Our needs are pretty simple. We need a collection of pseudo-static pages (occasional updates, but with some dynamic content), and a blog. This sounds like a simple CMS to me, and CMS solutions are supposed to make sites like this completely painless, right?
Yes, I am that delusional.
You see, I’ve never actually used a CMS. Everything we’ve built at EdgeCase has been far too custom to be considered a CMS, so until last Friday, I’d really only heard about them. Unfortunately, what I discovered after looking at some popular Ruby CMS solutions (Radiant and BrowserCMS) is that I hate CMS systems.
A CMS might make a lot of sense for a business of non-techies – regular folks who need to manage their content without calling up the “web guy”. But that’s certainly not us. We’re an entire company of “web guys”. At this point you might be thinking I’m ignorant for not realizing we’re outside the target audience for a CMS, and you’re right. But I didn’t realize this, so I’m going to rant for a bit on why CMS systems suck for developers.
The problem is that the benefits regular users get from a CMS just don’t apply to developers, and in fact they often cripple us. Take the most obvious CMS feature of editing your site content within a browser. Is there a developer out there who is as comfortable in an HTML textarea or a Word-like WYSIWYG as they are in their preferred text editor? But really this is the tip of the iceberg, a minor issue that I can get over, and I also can’t deny the convenience of committing a content change with the click of a single submit button.
But going a step further, most CMS systems also make the templates available for editing within a browser. This is where real pain sets in for me, and for two reasons: bastardized templating languages, and lack of a real editor. As a Rails developer, I’m very comfortable with ERB, and even more so with HAML. I should not have to learn a new templating language just to build my simple website. And regardless of which language I use, I simply don’t have the patience to code HTML in a textarea. I may not be a fan of editor wars, but I at least need an actual text editor if I’m building a website.
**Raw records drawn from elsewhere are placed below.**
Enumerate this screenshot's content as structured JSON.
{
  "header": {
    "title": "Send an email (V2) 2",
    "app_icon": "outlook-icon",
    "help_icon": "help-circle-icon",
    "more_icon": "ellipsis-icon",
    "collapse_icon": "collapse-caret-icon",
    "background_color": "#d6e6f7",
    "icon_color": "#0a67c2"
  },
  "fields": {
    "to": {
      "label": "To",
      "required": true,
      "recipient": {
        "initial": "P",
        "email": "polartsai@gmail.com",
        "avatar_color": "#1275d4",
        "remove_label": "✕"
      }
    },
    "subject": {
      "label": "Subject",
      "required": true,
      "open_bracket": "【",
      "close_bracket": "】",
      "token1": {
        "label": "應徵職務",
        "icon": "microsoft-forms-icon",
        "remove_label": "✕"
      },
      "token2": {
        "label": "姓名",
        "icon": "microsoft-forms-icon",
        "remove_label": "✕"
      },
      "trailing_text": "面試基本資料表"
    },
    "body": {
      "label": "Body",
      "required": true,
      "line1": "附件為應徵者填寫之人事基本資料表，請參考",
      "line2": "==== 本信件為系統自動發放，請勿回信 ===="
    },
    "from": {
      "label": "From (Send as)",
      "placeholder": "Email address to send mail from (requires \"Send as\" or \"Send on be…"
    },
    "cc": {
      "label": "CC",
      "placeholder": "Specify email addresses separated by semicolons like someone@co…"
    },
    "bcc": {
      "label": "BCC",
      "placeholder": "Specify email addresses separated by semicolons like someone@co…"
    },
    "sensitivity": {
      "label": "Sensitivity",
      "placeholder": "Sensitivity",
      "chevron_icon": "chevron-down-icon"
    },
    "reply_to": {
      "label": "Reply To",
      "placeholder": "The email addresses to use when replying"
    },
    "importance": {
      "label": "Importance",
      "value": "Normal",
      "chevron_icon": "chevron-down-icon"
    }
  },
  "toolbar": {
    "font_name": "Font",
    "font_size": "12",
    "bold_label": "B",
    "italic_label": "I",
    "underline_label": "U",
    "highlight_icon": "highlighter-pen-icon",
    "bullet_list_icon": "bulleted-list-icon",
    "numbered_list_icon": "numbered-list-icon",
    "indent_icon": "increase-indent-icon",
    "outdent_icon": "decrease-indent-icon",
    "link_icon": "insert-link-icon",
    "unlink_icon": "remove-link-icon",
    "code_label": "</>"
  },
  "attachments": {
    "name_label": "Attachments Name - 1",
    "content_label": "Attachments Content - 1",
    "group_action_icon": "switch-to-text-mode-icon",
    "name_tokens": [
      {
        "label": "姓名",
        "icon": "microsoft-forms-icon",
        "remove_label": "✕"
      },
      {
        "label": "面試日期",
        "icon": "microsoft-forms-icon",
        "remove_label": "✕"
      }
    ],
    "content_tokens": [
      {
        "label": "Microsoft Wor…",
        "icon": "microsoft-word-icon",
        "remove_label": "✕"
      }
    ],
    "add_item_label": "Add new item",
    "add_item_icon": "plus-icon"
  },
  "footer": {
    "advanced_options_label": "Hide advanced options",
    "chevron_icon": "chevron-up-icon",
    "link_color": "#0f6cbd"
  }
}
Other CMS niceties… Content versioning? If the content is part of the code base, I get that for free with Git. Permissions? Our needs are simple – if you have access to edit the code, you have access to edit the content. Plugins? Rails certainly has plenty of plugins, and with Rails 2.3 supporting Rails Engines and Rack middleware, the possibilities are endless.
So where does this rant leave me for the EdgeCase site? A Rails app, of course – custom built, because I’m not convinced that anything pre-built is actually going to make my life easier.
For the blog component of the site, I’ve got a lot of options to explore. I could, of course, build something from scratch. This might not be a bad idea, since our needs are pretty simple. But there are also some blog engines out there that could be worth checking out: Marley and Scanty are a couple that look very interesting. I’d love to see an engine-style Rails plugin that provides a blog, but I haven’t come across one yet. Perhaps we’ll just have to build one ourselves. After all, a blog can be built in 15 minutes, right?